Apple and the French cell phone operator Orange formally dropped their exclusive arrangement to distribute the iPhone in France Nov. 3. The decision comes months after the French competition authority ruled against the exclusive distribution deal.
The French regulatory agency ruled that the Apple-Orange exclusive distribution deal “could introduce a new factor of rigidity into a sector that is already suffering from a lack of competition.” In February, a Paris appeals court upheld the decision.
The announcement marks yet another country where the exclusive distribution deal for the iPhone has ended. Orange said Sept. 8 it will begin selling the iPhone in the United Kingdom later in 2009 when Telefonica’s O2’s exclusive deal with Apple expires. O2 will continue to selling the iPhone, leaving T-Mobile Germany as the last exclusive European distributor of the iPhone.
Orange globally now offers iPhones in 28 countries and territories. The company also has the largest 3G network by coverage in the United Kingdom.

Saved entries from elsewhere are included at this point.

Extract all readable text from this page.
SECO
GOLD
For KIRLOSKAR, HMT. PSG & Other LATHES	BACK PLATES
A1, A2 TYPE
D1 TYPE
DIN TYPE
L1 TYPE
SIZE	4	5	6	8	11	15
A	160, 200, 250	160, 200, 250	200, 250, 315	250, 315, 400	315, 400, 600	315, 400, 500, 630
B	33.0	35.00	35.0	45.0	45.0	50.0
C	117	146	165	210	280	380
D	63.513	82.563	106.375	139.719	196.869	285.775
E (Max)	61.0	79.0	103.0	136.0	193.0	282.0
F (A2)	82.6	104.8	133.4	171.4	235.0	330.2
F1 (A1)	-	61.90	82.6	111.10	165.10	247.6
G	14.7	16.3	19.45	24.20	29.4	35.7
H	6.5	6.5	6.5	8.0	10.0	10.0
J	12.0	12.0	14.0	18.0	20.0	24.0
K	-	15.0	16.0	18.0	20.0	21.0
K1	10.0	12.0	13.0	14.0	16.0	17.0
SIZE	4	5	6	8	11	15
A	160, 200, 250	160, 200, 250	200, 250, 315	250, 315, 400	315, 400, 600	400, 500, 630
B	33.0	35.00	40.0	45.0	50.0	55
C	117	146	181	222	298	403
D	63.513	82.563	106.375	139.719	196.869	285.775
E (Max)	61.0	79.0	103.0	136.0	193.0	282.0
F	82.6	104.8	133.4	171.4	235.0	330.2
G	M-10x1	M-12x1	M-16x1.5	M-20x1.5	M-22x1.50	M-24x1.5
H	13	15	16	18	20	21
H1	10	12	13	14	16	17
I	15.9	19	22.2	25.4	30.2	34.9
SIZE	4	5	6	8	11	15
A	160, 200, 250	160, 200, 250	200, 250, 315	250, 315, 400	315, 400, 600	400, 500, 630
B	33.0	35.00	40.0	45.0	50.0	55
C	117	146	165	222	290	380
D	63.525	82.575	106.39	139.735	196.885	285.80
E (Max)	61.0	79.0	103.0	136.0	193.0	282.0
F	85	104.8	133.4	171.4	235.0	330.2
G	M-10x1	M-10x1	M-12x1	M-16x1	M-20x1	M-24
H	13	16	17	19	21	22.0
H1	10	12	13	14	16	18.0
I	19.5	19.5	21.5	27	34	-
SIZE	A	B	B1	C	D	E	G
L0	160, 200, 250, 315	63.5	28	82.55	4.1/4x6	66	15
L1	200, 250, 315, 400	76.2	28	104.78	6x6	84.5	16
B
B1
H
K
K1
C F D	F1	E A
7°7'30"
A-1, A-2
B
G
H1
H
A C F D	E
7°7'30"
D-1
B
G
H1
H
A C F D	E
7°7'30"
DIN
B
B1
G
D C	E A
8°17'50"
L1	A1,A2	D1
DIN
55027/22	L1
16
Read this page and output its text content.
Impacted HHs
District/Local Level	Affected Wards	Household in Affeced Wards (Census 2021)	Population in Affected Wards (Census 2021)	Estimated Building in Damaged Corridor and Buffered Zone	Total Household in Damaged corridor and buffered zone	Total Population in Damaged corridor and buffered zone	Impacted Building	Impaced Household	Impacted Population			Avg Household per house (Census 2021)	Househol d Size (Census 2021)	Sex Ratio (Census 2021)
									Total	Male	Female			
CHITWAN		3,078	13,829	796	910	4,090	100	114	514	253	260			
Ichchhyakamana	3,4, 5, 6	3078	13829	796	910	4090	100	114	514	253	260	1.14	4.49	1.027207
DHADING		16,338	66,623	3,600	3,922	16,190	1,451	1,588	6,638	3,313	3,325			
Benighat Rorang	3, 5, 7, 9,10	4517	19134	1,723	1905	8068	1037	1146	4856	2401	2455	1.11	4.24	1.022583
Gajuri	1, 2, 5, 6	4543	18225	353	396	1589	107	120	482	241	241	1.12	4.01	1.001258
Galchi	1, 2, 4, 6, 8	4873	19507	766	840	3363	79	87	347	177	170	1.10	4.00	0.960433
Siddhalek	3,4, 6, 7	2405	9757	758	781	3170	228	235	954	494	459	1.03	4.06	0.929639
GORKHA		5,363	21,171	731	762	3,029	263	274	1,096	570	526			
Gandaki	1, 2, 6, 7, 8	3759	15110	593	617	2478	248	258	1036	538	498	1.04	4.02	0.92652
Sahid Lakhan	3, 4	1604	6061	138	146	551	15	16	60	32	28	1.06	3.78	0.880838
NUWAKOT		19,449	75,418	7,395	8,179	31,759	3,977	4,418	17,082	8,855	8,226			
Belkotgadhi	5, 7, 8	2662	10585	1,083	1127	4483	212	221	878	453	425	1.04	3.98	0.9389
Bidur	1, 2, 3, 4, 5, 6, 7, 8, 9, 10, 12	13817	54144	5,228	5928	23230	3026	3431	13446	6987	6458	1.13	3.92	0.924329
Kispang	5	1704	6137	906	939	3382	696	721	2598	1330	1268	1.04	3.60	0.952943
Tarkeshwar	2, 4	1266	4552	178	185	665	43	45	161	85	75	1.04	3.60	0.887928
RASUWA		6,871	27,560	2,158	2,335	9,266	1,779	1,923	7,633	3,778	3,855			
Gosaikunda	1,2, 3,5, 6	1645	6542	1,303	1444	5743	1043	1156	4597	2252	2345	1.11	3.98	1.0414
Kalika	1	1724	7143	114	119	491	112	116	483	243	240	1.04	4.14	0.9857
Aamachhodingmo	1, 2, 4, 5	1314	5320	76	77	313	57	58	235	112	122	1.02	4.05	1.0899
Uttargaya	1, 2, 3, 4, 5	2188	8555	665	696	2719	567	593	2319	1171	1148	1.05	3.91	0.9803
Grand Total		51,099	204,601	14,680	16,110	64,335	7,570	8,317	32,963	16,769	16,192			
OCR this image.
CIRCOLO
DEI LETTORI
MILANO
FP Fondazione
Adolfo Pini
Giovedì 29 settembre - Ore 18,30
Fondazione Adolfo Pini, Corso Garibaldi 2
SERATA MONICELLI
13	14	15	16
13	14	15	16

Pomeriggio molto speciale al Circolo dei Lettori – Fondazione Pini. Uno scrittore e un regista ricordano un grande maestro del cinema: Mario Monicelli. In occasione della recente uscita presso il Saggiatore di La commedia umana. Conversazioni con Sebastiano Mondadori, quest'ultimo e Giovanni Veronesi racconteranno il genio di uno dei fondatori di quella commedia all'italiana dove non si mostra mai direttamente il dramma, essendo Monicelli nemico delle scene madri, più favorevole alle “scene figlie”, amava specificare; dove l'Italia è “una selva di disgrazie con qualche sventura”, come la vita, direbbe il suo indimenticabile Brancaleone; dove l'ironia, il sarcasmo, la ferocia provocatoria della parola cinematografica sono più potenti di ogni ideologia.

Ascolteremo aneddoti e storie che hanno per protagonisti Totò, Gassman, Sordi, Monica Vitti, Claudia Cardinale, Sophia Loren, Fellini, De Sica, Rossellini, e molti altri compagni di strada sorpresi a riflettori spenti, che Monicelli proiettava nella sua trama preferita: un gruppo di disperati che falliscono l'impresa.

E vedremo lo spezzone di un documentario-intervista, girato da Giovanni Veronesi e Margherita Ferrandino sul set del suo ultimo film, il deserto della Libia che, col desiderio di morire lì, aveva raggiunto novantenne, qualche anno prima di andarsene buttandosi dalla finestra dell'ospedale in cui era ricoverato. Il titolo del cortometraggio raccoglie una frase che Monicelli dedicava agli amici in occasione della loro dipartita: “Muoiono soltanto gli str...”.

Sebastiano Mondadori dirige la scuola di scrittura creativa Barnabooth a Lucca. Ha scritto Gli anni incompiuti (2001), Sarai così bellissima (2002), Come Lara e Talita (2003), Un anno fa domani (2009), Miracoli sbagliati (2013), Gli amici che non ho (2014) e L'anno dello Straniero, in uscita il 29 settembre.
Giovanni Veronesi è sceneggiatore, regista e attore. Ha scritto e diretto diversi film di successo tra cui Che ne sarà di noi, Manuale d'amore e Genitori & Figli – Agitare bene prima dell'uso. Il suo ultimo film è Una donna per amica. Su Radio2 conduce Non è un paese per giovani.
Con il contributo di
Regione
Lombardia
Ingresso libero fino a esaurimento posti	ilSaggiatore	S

In the United States, where AT&T is the exclusive distributor of iPhones, AT&T CEO Randall Stephenson admitted July 23 that the company’s partnership with Apple as the exclusive provider of the iPhone will inevitably end and network quality will ultimately be the differentiator between carriers offering the wildly popular iPhone. AT&T’s deal with Apple–originally signed in 2007–is rumored to end in 2010.